164 voix pour, 6 abstentions et une seule voix contre : celle des États-Unis. À l’Assemblée générale des Nations unies, le vote du 4 septembre autour de la résolution baptisée « Correct the Map » a pris une dimension bien plus symbolique qu’une simple question de cartographie.
Porté par le Togo au nom du Groupe africain, le texte encourage l’utilisation de représentations cartographiques davantage respectueuses des superficies réelles des continents. En ligne de mire : la très répandue projection de Mercator, qui tend à exagérer visuellement les territoires situés à proximité des pôles et peut, par comparaison, donner une image réduite de l’Afrique.
Le contraste est particulièrement frappant lorsqu’on compare l’Afrique au Groenland : le continent africain est environ 14 fois plus vaste, alors que certaines cartes donnent visuellement l’impression d’une différence beaucoup moins importante. Mais derrière les cartes se joue aussi une bataille de représentation.
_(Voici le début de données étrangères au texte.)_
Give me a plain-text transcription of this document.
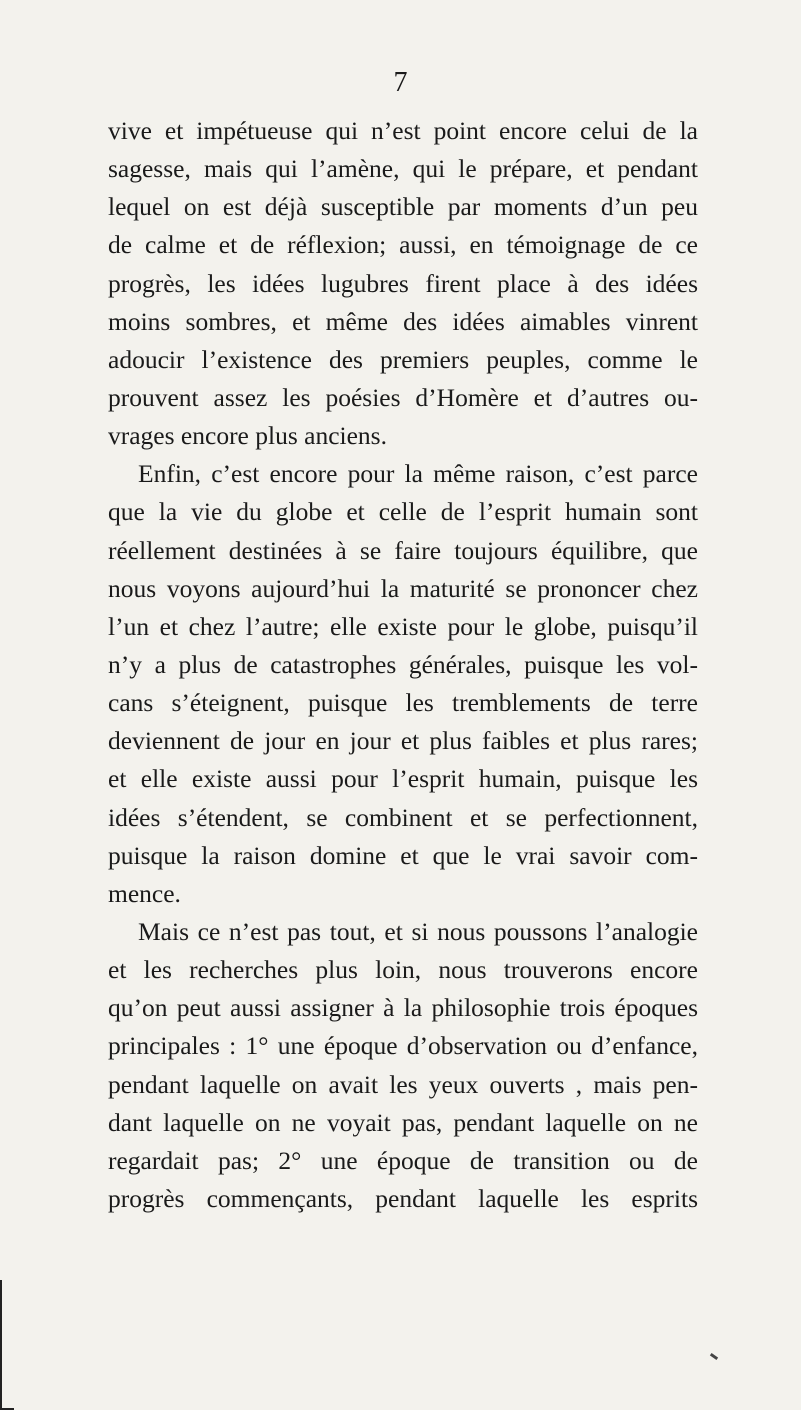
7
vive et impétueuse qui n’est point encore celui de la
sagesse, mais qui l’amène, qui le prépare, et pendant
lequel on est déjà susceptible par moments d’un peu
de calme et de réflexion; aussi, en témoignage de ce
progrès, les idées lugubres firent place à des idées
moins sombres, et même des idées aimables vinrent
adoucir l’existence des premiers peuples, comme le
prouvent assez les poésies d’Homère et d’autres ou-
vrages encore plus anciens.
Enfin, c’est encore pour la même raison, c’est parce
que la vie du globe et celle de l’esprit humain sont
réellement destinées à se faire toujours équilibre, que
nous voyons aujourd’hui la maturité se prononcer chez
l’un et chez l’autre; elle existe pour le globe, puisqu’il
n’y a plus de catastrophes générales, puisque les vol-
cans s’éteignent, puisque les tremblements de terre
deviennent de jour en jour et plus faibles et plus rares;
et elle existe aussi pour l’esprit humain, puisque les
idées s’étendent, se combinent et se perfectionnent,
puisque la raison domine et que le vrai savoir com-
mence.
Mais ce n’est pas tout, et si nous poussons l’analogie
et les recherches plus loin, nous trouverons encore
qu’on peut aussi assigner à la philosophie trois époques
principales : 1° une époque d’observation ou d’enfance,
pendant laquelle on avait les yeux ouverts , mais pen-
dant laquelle on ne voyait pas, pendant laquelle on ne
regardait pas; 2° une époque de transition ou de
progrès commençants, pendant laquelle les esprits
Pendant des décennies, les cartes utilisées dans les écoles, les médias et les outils numériques ont façonné une certaine perception des rapports de taille entre les continents. Corriger cette perception revient donc, pour les promoteurs du texte, à corriger aussi une forme de biais visuel largement banalisé.
Washington, seul pays à avoir voté contre, a défendu une position radicalement différente, estimant que l’initiative relevait d’un « projet idéologique radical » et risquait de détourner l’ONU de priorités jugées plus urgentes.
Le texte adopté ne bouleverse toutefois pas la géographie mondiale. Il n’interdit aucune projection, ne change aucune frontière et n’impose pas une nouvelle carte officielle. Il s’agit essentiellement d’une recommandation en faveur de représentations plus fidèles des superficies, notamment dans l’éducation, les médias et les outils numériques.
Reste une question : pourquoi une question apparemment technique a-t-elle suscité un vote aussi massif en faveur du texte et une opposition aussi isolée ? Parce qu’au fond, cette bataille ne porte pas uniquement sur la manière de dessiner le monde. Elle interroge aussi la manière dont le monde est regardé.
Et pour l’Afrique, souvent confrontée à des représentations jugées réductrices, remettre ses dimensions en perspective possède une portée symbolique qui dépasse largement les atlas scolaires.